Et ils ont  raisons

Il y a des idées qui brillent sur le papier mais qui font grincer des dents dans la vraie vie. L’euro numérique, par exemple. Ce projet ambitieux porté par la Banque centrale européenne (BCE) suscite, disons-le franchement, plus de méfiance que d’enthousiasme auprès des citoyens du Vieux Continent. Et ce n’est pas juste parce qu’on ne comprend pas les détails techniques : c’est surtout parce qu’on sent, au fond, que quelque chose cloche.

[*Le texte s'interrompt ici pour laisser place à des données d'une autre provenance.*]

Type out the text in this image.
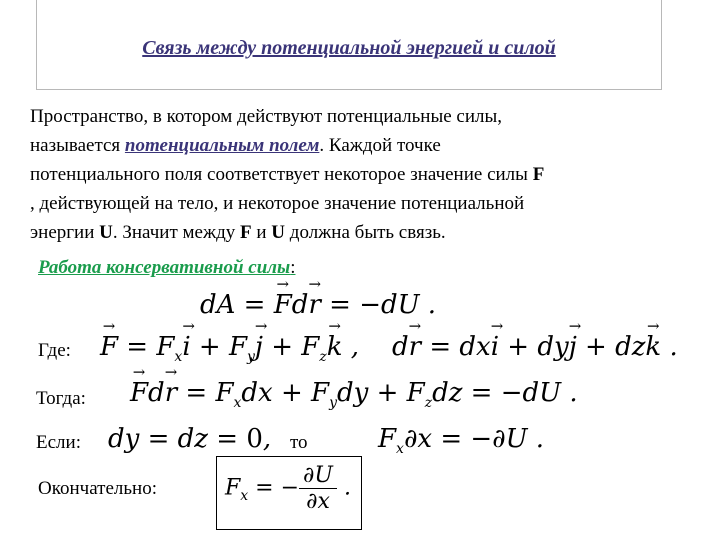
Связь между потенциальной энергией и силой
Пространство, в котором действуют потенциальные силы,
называется потенциальным полем. Каждой точке
потенциального поля соответствует некоторое значение силы F
, действующей на тело, и некоторое значение потенциальной
энергии U. Значит между F и U должна быть связь.
Работа консервативной силы:
dA = → Fd→ r = −dU .
Где: → $F = F_x\to i + F_y\to j + F_z\to k$ , d→ r = dx→ i + dy→ j + dz→ k .
Тогда: → $Fd\to r = F_xdx + F_ydy + F_zdz = -dU$ .
Если: dy = dz = 0, то	$F_x\partial x = -\partial U$ .
Окончательно:	$F_x$ = − $\frac{\partial U}{\partial x}$ .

Une monnaie numérique… pour quoi faire ?

Officiellement, l’euro numérique serait une version dématérialisée de la monnaie fiduciaire, garantie par la BCE. Il ne remplacerait pas l’argent liquide (promis juré), mais viendrait le compléter. L’idée ? Offrir une alternative sécurisée aux moyens de paiement privés (Apple Pay, PayPal & co) et renforcer la souveraineté monétaire européenne à l’ère du tout-digital.

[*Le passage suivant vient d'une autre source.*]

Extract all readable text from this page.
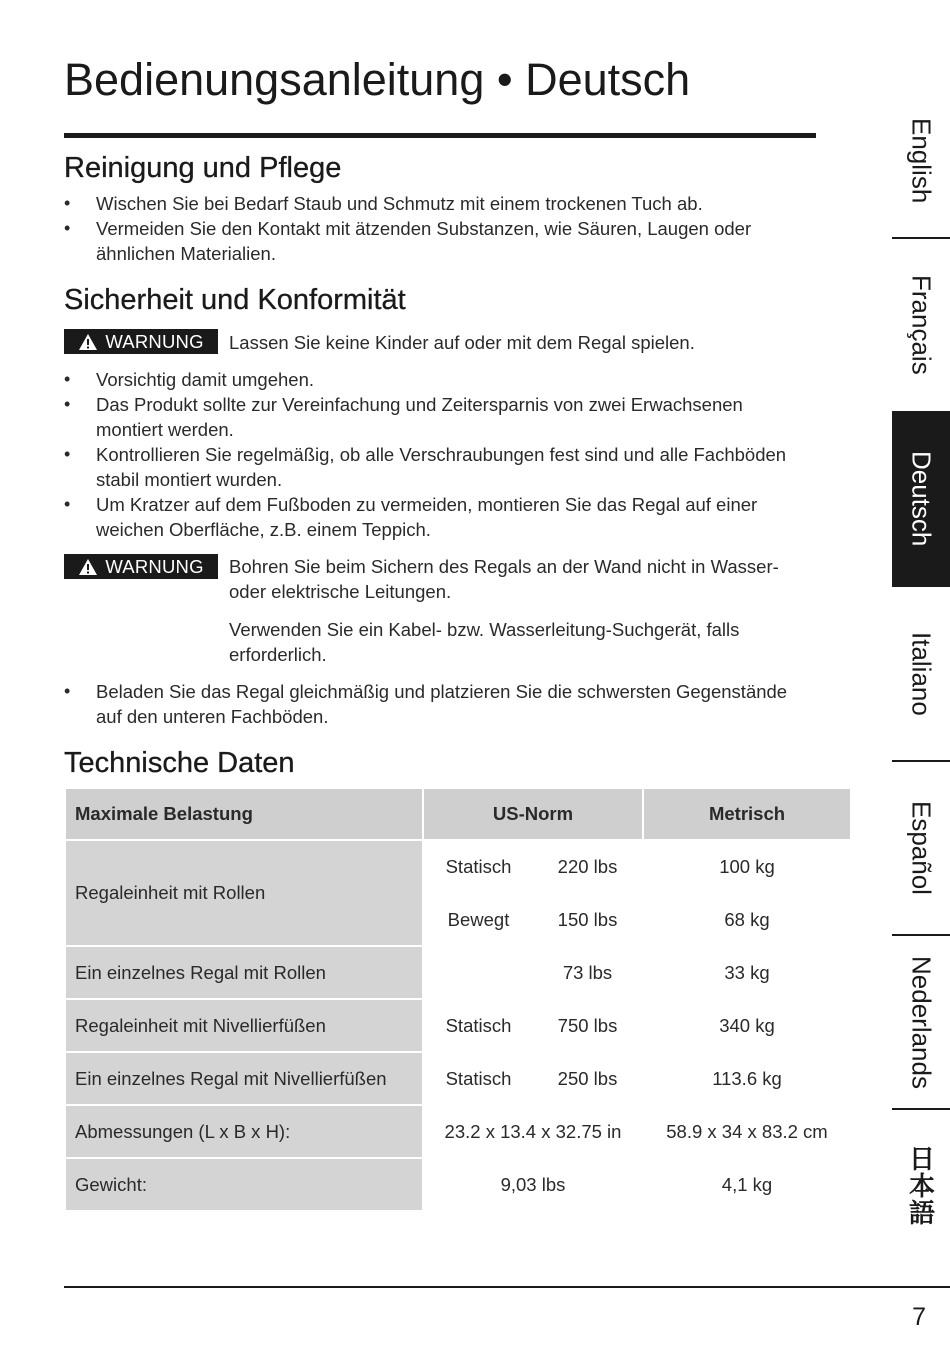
Bedienungsanleitung • Deutsch
Reinigung und Pflege
• Wischen Sie bei Bedarf Staub und Schmutz mit einem trockenen Tuch ab.
• Vermeiden Sie den Kontakt mit ätzenden Substanzen, wie Säuren, Laugen oder ähnlichen Materialien.
Sicherheit und Konformität
WARNUNG Lassen Sie keine Kinder auf oder mit dem Regal spielen.

• Vorsichtig damit umgehen.
• Das Produkt sollte zur Vereinfachung und Zeitersparnis von zwei Erwachsenen montiert werden.
• Kontrollieren Sie regelmäßig, ob alle Verschraubungen fest sind und alle Fachböden stabil montiert wurden.
• Um Kratzer auf dem Fußboden zu vermeiden, montieren Sie das Regal auf einer weichen Oberfläche, z.B. einem Teppich.
WARNUNG Bohren Sie beim Sichern des Regals an der Wand nicht in Wasser- oder elektrische Leitungen.

Verwenden Sie ein Kabel- bzw. Wasserleitung-Suchgerät, falls erforderlich.

• Beladen Sie das Regal gleichmäßig und platzieren Sie die schwersten Gegenstände auf den unteren Fachböden.
Technische Daten
Maximale Belastung	US-Norm	Metrisch
Regaleinheit mit Rollen	Statisch 220 lbs	100 kg

	Bewegt 150 lbs	68 kg
Ein einzelnes Regal mit Rollen	73 lbs	33 kg
Regaleinheit mit Nivellierfüßen	Statisch 750 lbs	340 kg
Ein einzelnes Regal mit Nivellierfüßen	Statisch 250 lbs	113.6 kg
Abmessungen (L x B x H):	23.2 x 13.4 x 32.75 in	58.9 x 34 x 83.2 cm
Gewicht:	9,03 lbs	4,1 kg
English
Français
Deutsch
Italiano
Español
Nederlands
日本語
7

Sur le papier, c’est joli. Mais dans la vraie vie, les Européens froncent les sourcils.

Big Brother is watching your portefeuille

Derrière l’euro numérique, beaucoup voient surtout un cheval de Troie. Un outil de surveillance potentielle de nos dépenses, de nos habitudes, voire de nos opinions. Car qui dit monnaie numérique centralisée dit données. Et qui dit données dit... tentation de les exploiter.

Et là, les citoyens ne sont pas dupes. Après des années de débats sur la vie privée, les fuites massives de données, et une gestion parfois discutable des libertés numériques, difficile de demander un chèque en blanc à la confiance.

“Mais le cash ne va pas disparaître !” – Vraiment ?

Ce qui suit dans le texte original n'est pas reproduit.